Elle – Et mon père qui en remet une couche : Ah oui, du cœur de bœuf, c’est original, ça change un peu. C’est vrai, on n’y pense jamais, on devrait en faire plus souvent, hein chérie ? Moi, je suis prise d’un haut-le-cœur, évidemment. Je dis que je n’aime pas ça. Ma mère insiste : tant qu’on n’a pas goûté, on ne peut pas dire qu’on aime pas ça ! Et le docteur de nous faire la leçon : vous savez que chez les peuples primitifs, les guerriers mangeaient le cœur de leurs ennemis pour s’approprier leur force ? Et la femme du docteur d’en rajouter : en tout cas, c’est très bon pour la santé, le cœur de bœuf.
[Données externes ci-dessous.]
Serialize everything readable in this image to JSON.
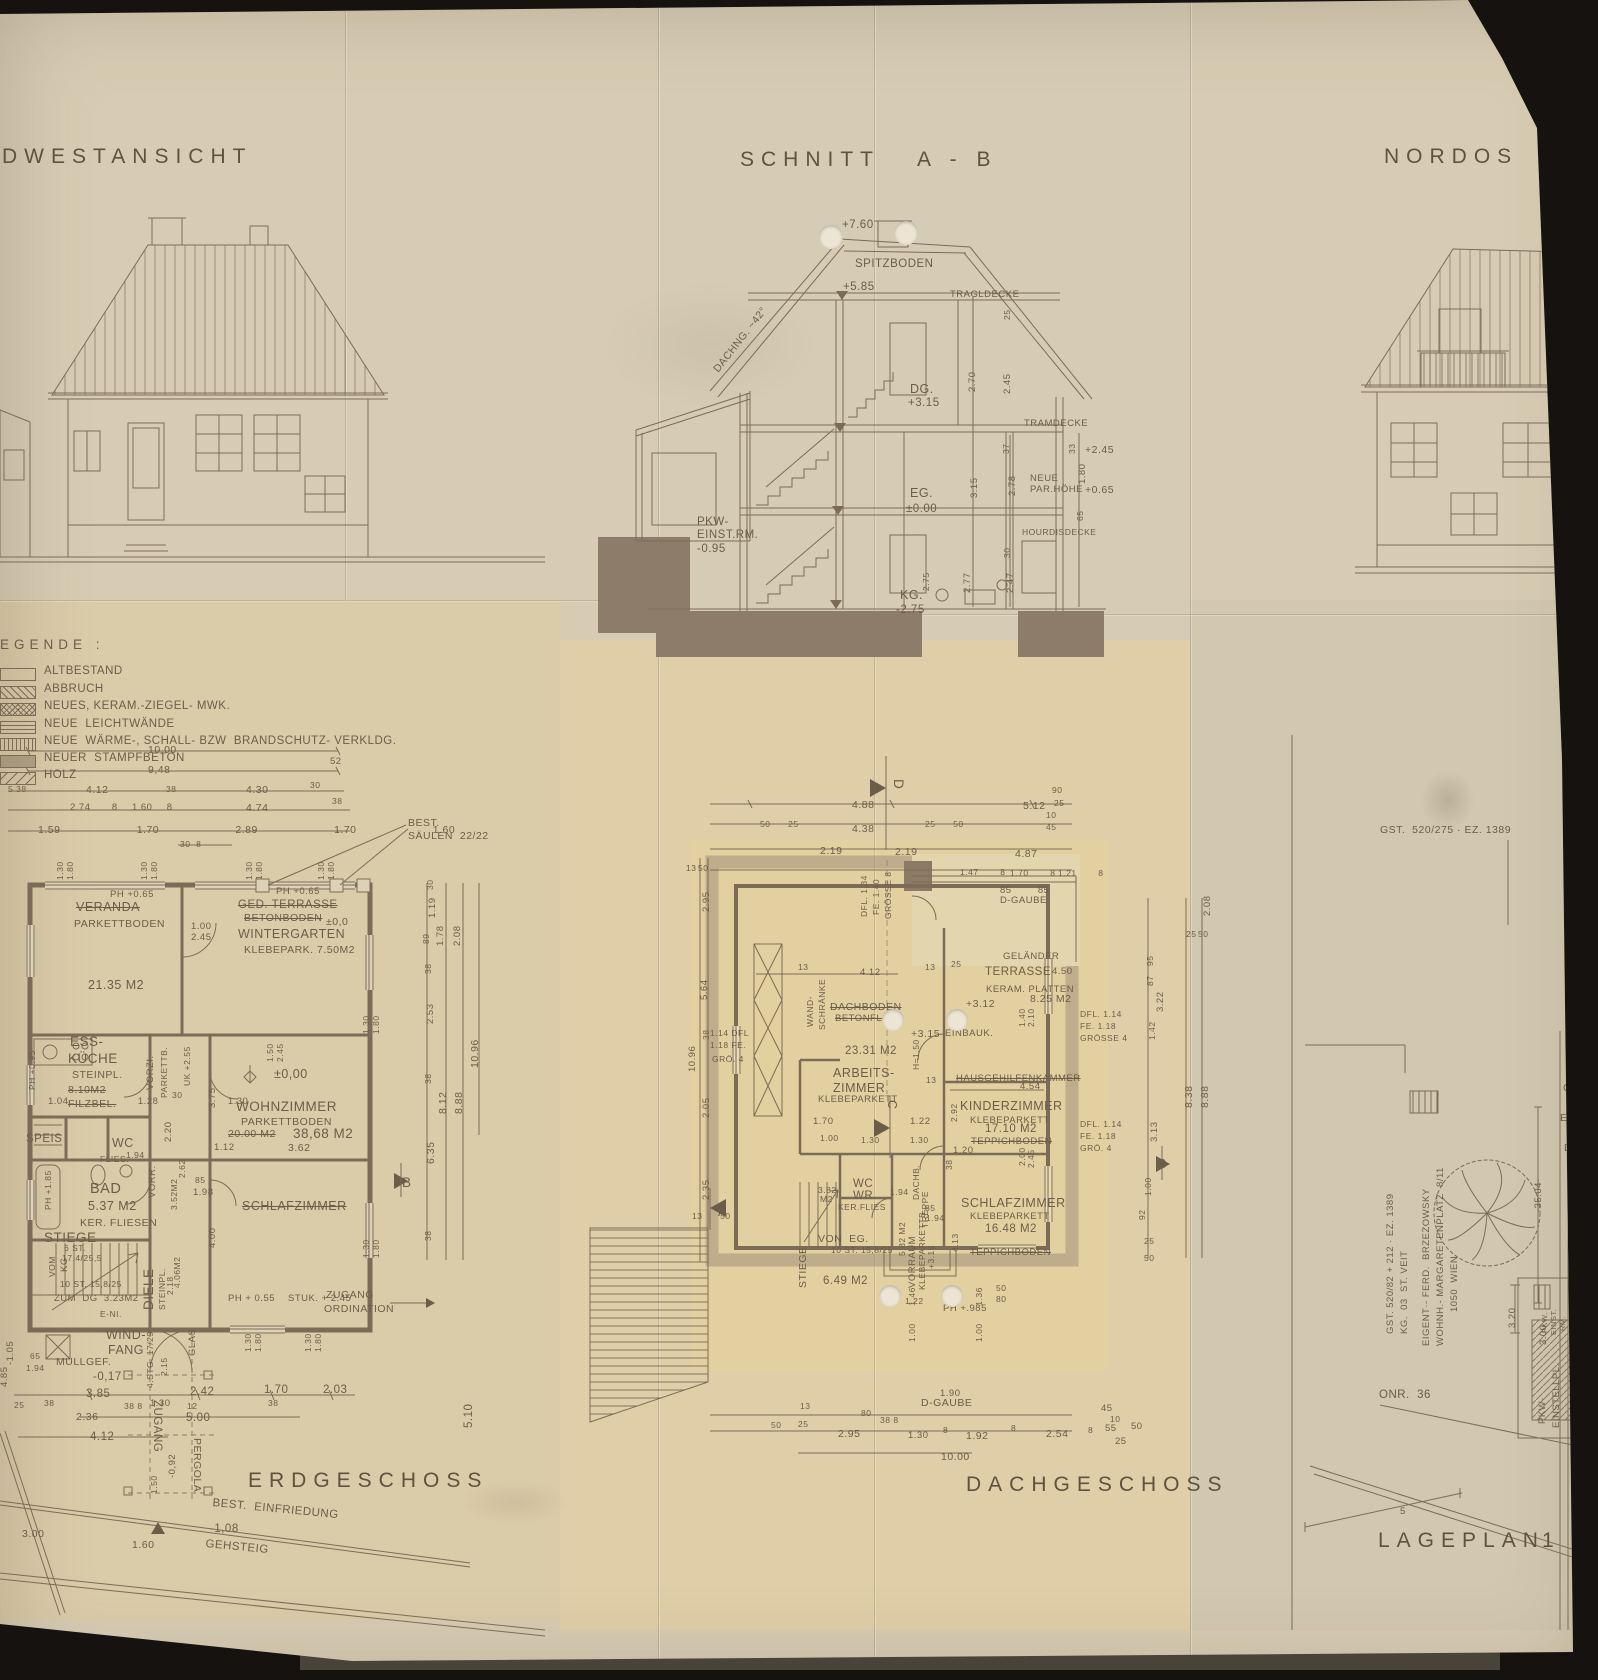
{
  "colors": {
    "paper": "#d7ccb3",
    "ink": "#6c5d4a",
    "line": "#7c6c57",
    "foundation": "#8d7c6a",
    "roof_band": "#a28e78"
  },
  "titles": {
    "southwest": "DWESTANSICHT",
    "section": "SCHNITT   A - B",
    "northeast": "NORDOS",
    "ground_floor": "ERDGESCHOSS",
    "attic_floor": "DACHGESCHOSS",
    "site_plan": "LAGEPLAN",
    "site_plan_scale": "1 ·"
  },
  "legend": {
    "heading": "EGENDE :",
    "items": [
      "ALTBESTAND",
      "ABBRUCH",
      "NEUES, KERAM.-ZIEGEL- MWK.",
      "NEUE  LEICHTWÄNDE",
      "NEUE  WÄRME-, SCHALL- BZW  BRANDSCHUTZ- VERKLDG.",
      "NEUER  STAMPFBETON",
      "HOLZ"
    ]
  },
  "sc": [
    "+7.60",
    "SPITZBODEN",
    "+5.85",
    "TRAGLDECKE",
    "25",
    "DACHNG. ~42°",
    "2.70",
    "2.45",
    "DG.",
    "+3.15",
    "TRAMDECKE",
    "37",
    "33",
    "+2.45",
    "NEUE",
    "PAR.HÖHE",
    "+0.65",
    "3.15",
    "2.78",
    "1.80",
    "65",
    "EG.",
    "±0.00",
    "PKW-",
    "EINST.RM.",
    "-0.95",
    "HOURDISDECKE",
    "30",
    "2.77",
    "2.47",
    "KG.",
    "-2.75",
    "2.75"
  ],
  "eg": [
    "10,00",
    "9,48",
    "52",
    "5 38",
    "4.12",
    "38",
    "4.30",
    "30",
    "2.74   8  1.60  8",
    "4.74",
    "38",
    "1.59   1.70   2.89   1.70   1.60",
    "30  8",
    "BEST.",
    "SÄULEN  22/22",
    "1.30",
    "1.80",
    "1.30",
    "1.80",
    "1.30",
    "1.80",
    "1.30",
    "1.80",
    "PH +0.65",
    "VERANDA",
    "PARKETTBODEN",
    "21.35 M2",
    "1.00",
    "2.45",
    "GED. TERRASSE",
    "BETONBODEN",
    "PH +0.65",
    "±0,0",
    "WINTERGARTEN",
    "KLEBEPARK. 7.50M2",
    "ESS-",
    "KÜCHE",
    "STEINPL.",
    "8.10M2",
    "FILZBEL.",
    "PH +0.95",
    "VORZI.",
    "PARKETTB.",
    "UK +2.55",
    "1.50",
    "2.45",
    "±0,00",
    "1.04   1.28   1.30",
    "30",
    "3.75",
    "WOHNZIMMER",
    "PARKETTBODEN",
    "20.00 M2",
    "38,68 M2",
    "1.12",
    "3.62",
    "SPEIS",
    "WC",
    "1.94",
    "FLIES.",
    "2.20",
    "VORR.",
    "3.52M2",
    "2.62",
    "85",
    "1.98",
    "BAD",
    "5.37 M2",
    "KER. FLIESEN",
    "PH +1.85",
    "SCHLAFZIMMER",
    "4.00",
    "STIEGE",
    "VOM",
    "KG",
    "6 ST.",
    "17,4/25,5",
    "10 ST. 15,8/25",
    "ZUM  DG  3.23M2",
    "DIELE",
    "STEINPL.",
    "2.18",
    "4.06M2",
    "E-NI.",
    "WIND-",
    "FANG",
    "MÜLLGEF.",
    "-0,17",
    "GLAS",
    "4.STG. 17/29",
    "2.15",
    "65",
    "1.94",
    "-1.05",
    "4.85",
    "25",
    "38",
    "3.85",
    "2.42",
    "1.70",
    "2.03",
    "38 8",
    "1.30",
    "12",
    "5.00",
    "38",
    "2.36",
    "4.12",
    "ZUGANG",
    "PERGOLA",
    "-0,92",
    "1.50",
    "BEST.  EINFRIEDUNG",
    "-1,08",
    "GEHSTEIG",
    "1.60",
    "3.00",
    "5.10",
    "ZUGANG",
    "ORDINATION",
    "PH + 0.55",
    "STUK. + 2.45",
    "1.30",
    "1.80",
    "1.30",
    "1.80",
    "30",
    "1.19",
    "89",
    "1.78",
    "2.08",
    "38",
    "2.53",
    "1.30",
    "1.80",
    "38",
    "8.12",
    "8.88",
    "10.96",
    "6.35",
    "B",
    "38",
    "1.30",
    "1.80"
  ],
  "dg": [
    "4.88",
    "5.12",
    "50  25",
    "4.38",
    "25  50",
    "90",
    "25",
    "10",
    "45",
    "2.19",
    "2.19",
    "4.87",
    "1.47  8",
    "1.70  8",
    "1.21  8",
    "85  85",
    "D-GAUBE",
    "DFL. 1.34",
    "FE. 1.40",
    "GRÖSSE 8",
    "D",
    "13",
    "50",
    "2.95",
    "5.64",
    "10.96",
    "38",
    "2.05",
    "2.35",
    "13  50",
    "GELÄNDER",
    "TERRASSE",
    "4.50",
    "KERAM. PLATTEN",
    "8.25 M2",
    "+3.12",
    "1.40",
    "2.10",
    "13",
    "4.12",
    "13",
    "25",
    "WAND-",
    "SCHRÄNKE",
    "DACHBODEN",
    "BETONFLÖ",
    "+3.15",
    "23.31 M2",
    "EINBAUK.",
    "H=1.50",
    "1.14 DFL",
    "1.18 FE.",
    "GRÖ. 4",
    "ARBEITS-",
    "ZIMMER",
    "KLEBEPARKETT",
    "HAUSGEHILFENKAMMER",
    "4.54",
    "13",
    "KINDERZIMMER",
    "KLEBEPARKETT",
    "17.10 M2",
    "TEPPICHBODEN",
    "2.92",
    "1.70",
    "1.22",
    "1.00",
    "1.30",
    "1.30",
    "1.20",
    "2.00",
    "2.45",
    "38",
    "C",
    "WC",
    "WR",
    "KER.FLIES",
    "3.82",
    "M2",
    "1.94",
    "DACHB.",
    "TREPPE",
    "85",
    "1.94",
    "SCHLAFZIMMER",
    "KLEBEPARKETT",
    "16.48 M2",
    "TEPPICHBODEN",
    "4.13",
    "VON  EG.",
    "10 ST. 15,8/25",
    "STIEGE",
    "5.82 M2",
    "VORRAUM",
    "KLEBEPARKETTB.",
    "+3.15",
    "6.49 M2",
    "1.22",
    "PH +.985",
    "50",
    "80",
    "1.00  1.46",
    "1.00  1.36",
    "1.90",
    "D-GAUBE",
    "13",
    "25",
    "50",
    "80",
    "38 8",
    "2.95",
    "1.30",
    "8",
    "1.92",
    "8",
    "2.54",
    "8",
    "55",
    "45",
    "10",
    "50",
    "25",
    "10.00",
    "DFL. 1.14",
    "FE. 1.18",
    "GRÖSSE 4",
    "3.22",
    "1.42",
    "2.08",
    "25",
    "50",
    "95",
    "87",
    "DFL. 1.14",
    "FE. 1.18",
    "GRÖ. 4",
    "3.13",
    "B",
    "8.38",
    "8.88",
    "1.00",
    "92",
    "25",
    "50",
    "A"
  ],
  "lp": [
    "GST.  520/275 · EZ. 1389",
    "GST. 520/82 + 212 · EZ. 1389",
    "KG.  03  ST. VEIT",
    "EIGENT·- FERD.  BRZEZOWSKY",
    "WOHNH.- MARGARETENPLATZ  8/11",
    "1050  WIEN",
    "GS",
    "EZ",
    "EIG",
    "D",
    "DZ",
    "D",
    "-35.04-",
    "ONR.  36",
    "3.20",
    "3.00",
    "PKW.",
    "EINST.",
    "RM.",
    "PKW-",
    "EINSTELLPL.",
    "5"
  ]
}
C’est plein de protéines. Et ne dit-on pas « fort comme un bœuf »… Et me voilà avec un énorme morceau de cœur dans mon assiette.

Lui – Il n’y avait rien d’autre à bouffer ?

Elle – De la salade verte.

Lui – Du cœur avec de la salade…

Elle – Ce n’est pas facile à couper non plus, je peux te le dire. Genre une semelle en caoutchouc, tu vois ? Tu en as déjà mangé ?

Lui – Une semelle en caoutchouc…?

Elle – Et tout le monde de mastiquer son cœur de bœuf avant de se forcer à l’avaler. Le tout en parlant de la pluie et du beau temps, pour faire comme si tout ça était parfaitement normal.

Lui – Et c’est bon ? Enfin, je veux dire… Quel goût ça a ?

Elle – Aucun. Ça a la consistance d’un chewing-gum. Depuis, je n’ai plus jamais mâché de chewing-gum. Et surtout, du jour au lendemain, je suis devenue vegan. Avant même que le mot existe. Je me demande même si ce n’est pas moi qui ai inventé le concept…

Lui – Ah oui… Il y a de quoi être traumatisée pour toujours…

Elle – Attends… et si c’est toi qui avais raison…?

Lui – Pardon ?

Elle – Maintenant, je me demande si c’était vraiment un cœur de bœuf.

Lui – Non ?

Elle – Ben c’était un chirurgien, tu vois… Quand ils transplantent un nouveau cœur à un patient, on ne sait pas trop ce qu’ils font de l’ancien. J’imagine qu’il n’y a pas beaucoup de malades qui demandent à le récupérer pour le garder en souvenir dans un bocal.

Lui – Tu crois qu’il y a des chirurgiens cannibales ?

Le patron revient avec le sandwich et la salade.

Patron – Et voilà. Un Paris-beurre et une niçoise sans anchois ni thon. J’ai mis du maquereau à la place. (La fille lui lance un regard assassin, et il poursuit pince-sans-rire.) Je plaisante. Bon appétit.

L’homme regarde son sandwich, avant de le repousser.

Lui – Non, c’est toi qui as raison. Ce ne serait pas honnête de ma part.

Elle – Quoi

Lui – D’arrêter la viande juste pour sortir avec toi. Il faut que j’y crois.

Elle – C’est sûr…

Lui – Le problème, c’est que d’arrêter la viande, c’est comme d’arrêter la clope. Quand on est accro…

Elle – Donc tu renonces à…

Lui – Je sais ce que j’ai à faire.

Elle – Là c’est toi qui me fais peur.

Lui – Je vais aller à la boucherie juste en face. Je vais acheter un cœur de bœuf, et je vais le bouffer tout entier. Après, je pense que je serai définitivement dégoûté de la viande. Comme toi.

Elle – Tu ferais ça pour moi ? Tu boufferais un cœur de bovin ?

Lui – À ton avis ?

Il se lève. Surprise, elle se lève aussi.

Elle – Mais… tu y vas maintenant ?

Lui – Si je réfléchis trop, je risque de ne pas y arriver.

Elle – Et… tu as une recette ?

Lui – Je vais le bouffer cru. Je suis un guerrier, non ?

Elle – Bon…

Lui – Allez, souhaite-moi bonne chance.

Il l’enlace et, jouant sur l’effet de surprise, il l’embrasse longuement et fougueusement sur la bouche. Il sort. Elle le regarde partir, interloquée. Le patron, qui a tout vu, revient.

Patron – Ça ne lui a pas plu, le Paris-beurre ?

Elle – Il a décidé de devenir vegan.